Ainda com as minhas pernas tremendo, sento debaixo de uma arvore. Aquela mulher foi muito bondosa ao me conceder um pouco de sua refeição, eu sei que tudo que ela tem deveria ser para próprio consumo, seu e de sua família, que não tem condições algumas, mas tive que aceitar, ainda não sei como as coisas estão funcionando atualmente, e nem ao menos quando vou conseguir comer novamente.
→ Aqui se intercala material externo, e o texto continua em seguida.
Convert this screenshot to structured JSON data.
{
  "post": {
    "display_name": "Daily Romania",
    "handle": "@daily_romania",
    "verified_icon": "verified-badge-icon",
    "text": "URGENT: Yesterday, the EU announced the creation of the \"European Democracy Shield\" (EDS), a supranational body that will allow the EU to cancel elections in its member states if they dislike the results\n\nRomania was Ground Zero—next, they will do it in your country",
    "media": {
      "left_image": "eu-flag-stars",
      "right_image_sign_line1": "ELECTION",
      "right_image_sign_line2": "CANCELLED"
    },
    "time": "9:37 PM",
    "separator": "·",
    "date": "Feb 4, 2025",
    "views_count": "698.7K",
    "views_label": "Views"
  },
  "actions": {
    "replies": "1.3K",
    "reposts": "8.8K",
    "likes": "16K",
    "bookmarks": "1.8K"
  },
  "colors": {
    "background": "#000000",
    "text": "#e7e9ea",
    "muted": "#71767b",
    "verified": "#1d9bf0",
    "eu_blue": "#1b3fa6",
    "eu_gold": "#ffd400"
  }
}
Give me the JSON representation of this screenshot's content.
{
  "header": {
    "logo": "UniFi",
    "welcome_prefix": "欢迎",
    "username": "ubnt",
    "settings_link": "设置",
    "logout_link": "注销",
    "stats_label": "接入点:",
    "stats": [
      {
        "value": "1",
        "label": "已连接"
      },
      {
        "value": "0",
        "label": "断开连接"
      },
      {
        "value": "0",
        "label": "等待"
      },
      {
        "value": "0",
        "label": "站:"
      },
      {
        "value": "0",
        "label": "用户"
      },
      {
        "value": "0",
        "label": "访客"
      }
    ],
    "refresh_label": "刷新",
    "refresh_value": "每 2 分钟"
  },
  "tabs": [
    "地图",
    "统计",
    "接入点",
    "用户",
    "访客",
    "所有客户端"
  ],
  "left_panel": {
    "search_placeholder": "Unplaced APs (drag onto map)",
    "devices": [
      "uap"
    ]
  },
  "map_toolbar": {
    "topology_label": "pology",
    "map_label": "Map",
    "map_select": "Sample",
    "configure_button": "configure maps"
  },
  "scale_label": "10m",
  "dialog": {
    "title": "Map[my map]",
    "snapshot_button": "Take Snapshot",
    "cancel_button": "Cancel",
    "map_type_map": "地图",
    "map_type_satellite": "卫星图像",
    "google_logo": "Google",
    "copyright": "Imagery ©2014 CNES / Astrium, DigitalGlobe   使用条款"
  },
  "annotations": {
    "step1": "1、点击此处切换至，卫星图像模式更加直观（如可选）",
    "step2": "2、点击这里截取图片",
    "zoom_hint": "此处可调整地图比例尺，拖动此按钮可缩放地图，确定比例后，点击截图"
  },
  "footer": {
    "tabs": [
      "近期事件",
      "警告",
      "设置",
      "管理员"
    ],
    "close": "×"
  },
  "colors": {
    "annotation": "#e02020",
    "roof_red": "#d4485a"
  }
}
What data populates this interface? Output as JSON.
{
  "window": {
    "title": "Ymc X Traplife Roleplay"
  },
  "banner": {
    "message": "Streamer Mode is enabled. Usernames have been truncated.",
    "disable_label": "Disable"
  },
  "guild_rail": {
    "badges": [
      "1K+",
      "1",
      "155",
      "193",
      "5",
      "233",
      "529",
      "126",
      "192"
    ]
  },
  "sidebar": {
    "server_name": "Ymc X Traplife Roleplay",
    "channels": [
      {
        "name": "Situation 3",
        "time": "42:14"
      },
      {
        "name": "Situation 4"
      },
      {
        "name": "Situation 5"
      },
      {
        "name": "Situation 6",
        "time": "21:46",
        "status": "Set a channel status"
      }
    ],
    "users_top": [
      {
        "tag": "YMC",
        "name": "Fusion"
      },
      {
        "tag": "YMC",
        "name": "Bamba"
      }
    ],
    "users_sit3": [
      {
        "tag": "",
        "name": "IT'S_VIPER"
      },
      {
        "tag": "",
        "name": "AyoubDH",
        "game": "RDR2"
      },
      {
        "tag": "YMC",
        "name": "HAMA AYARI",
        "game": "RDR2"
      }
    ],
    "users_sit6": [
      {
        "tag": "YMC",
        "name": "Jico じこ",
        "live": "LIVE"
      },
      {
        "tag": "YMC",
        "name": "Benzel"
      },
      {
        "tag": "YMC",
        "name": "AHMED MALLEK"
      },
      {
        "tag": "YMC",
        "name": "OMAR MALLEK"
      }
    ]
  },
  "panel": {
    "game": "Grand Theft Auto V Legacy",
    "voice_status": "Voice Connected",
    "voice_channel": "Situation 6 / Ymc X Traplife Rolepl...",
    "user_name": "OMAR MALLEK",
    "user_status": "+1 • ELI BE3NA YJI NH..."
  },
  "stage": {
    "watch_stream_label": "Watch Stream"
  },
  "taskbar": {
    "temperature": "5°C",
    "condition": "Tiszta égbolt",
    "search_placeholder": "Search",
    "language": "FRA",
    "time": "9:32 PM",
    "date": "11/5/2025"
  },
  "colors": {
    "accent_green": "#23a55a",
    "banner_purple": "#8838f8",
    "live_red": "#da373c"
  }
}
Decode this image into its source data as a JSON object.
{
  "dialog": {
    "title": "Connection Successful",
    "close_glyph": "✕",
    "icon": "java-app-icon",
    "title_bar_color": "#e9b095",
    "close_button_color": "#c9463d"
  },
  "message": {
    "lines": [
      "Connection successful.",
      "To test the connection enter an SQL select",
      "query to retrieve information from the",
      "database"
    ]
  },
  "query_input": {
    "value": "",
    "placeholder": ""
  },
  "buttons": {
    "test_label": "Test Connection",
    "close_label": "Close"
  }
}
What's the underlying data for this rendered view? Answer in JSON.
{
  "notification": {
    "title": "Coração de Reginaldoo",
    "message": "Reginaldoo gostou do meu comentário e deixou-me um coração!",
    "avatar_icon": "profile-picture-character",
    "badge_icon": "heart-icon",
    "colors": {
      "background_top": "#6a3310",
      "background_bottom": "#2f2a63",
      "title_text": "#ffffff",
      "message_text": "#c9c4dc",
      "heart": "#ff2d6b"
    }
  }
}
Como o pedaço de pão que tem um sabor indecifrável, mas é incrivelmente bom, com certeza não foi feito por humanos. Penso em tudo que aconteceu até agora, parece loucura, mas infelizmente é real, e eu vou ter que me acostumar com esse fato. Fiquei sabendo que eles têm um rei e uma rainha, certamente são tão traiçoeiros quanto os seus súditos, o que é de se esperar.

Tudo que queria nesse momento é o carinho de minha mãe e minha casa, minha vida de volta, apenas isso, mas é como dizem '' só valorizamos quando perdemos.'' Essa frase nunca fez tanto sentido.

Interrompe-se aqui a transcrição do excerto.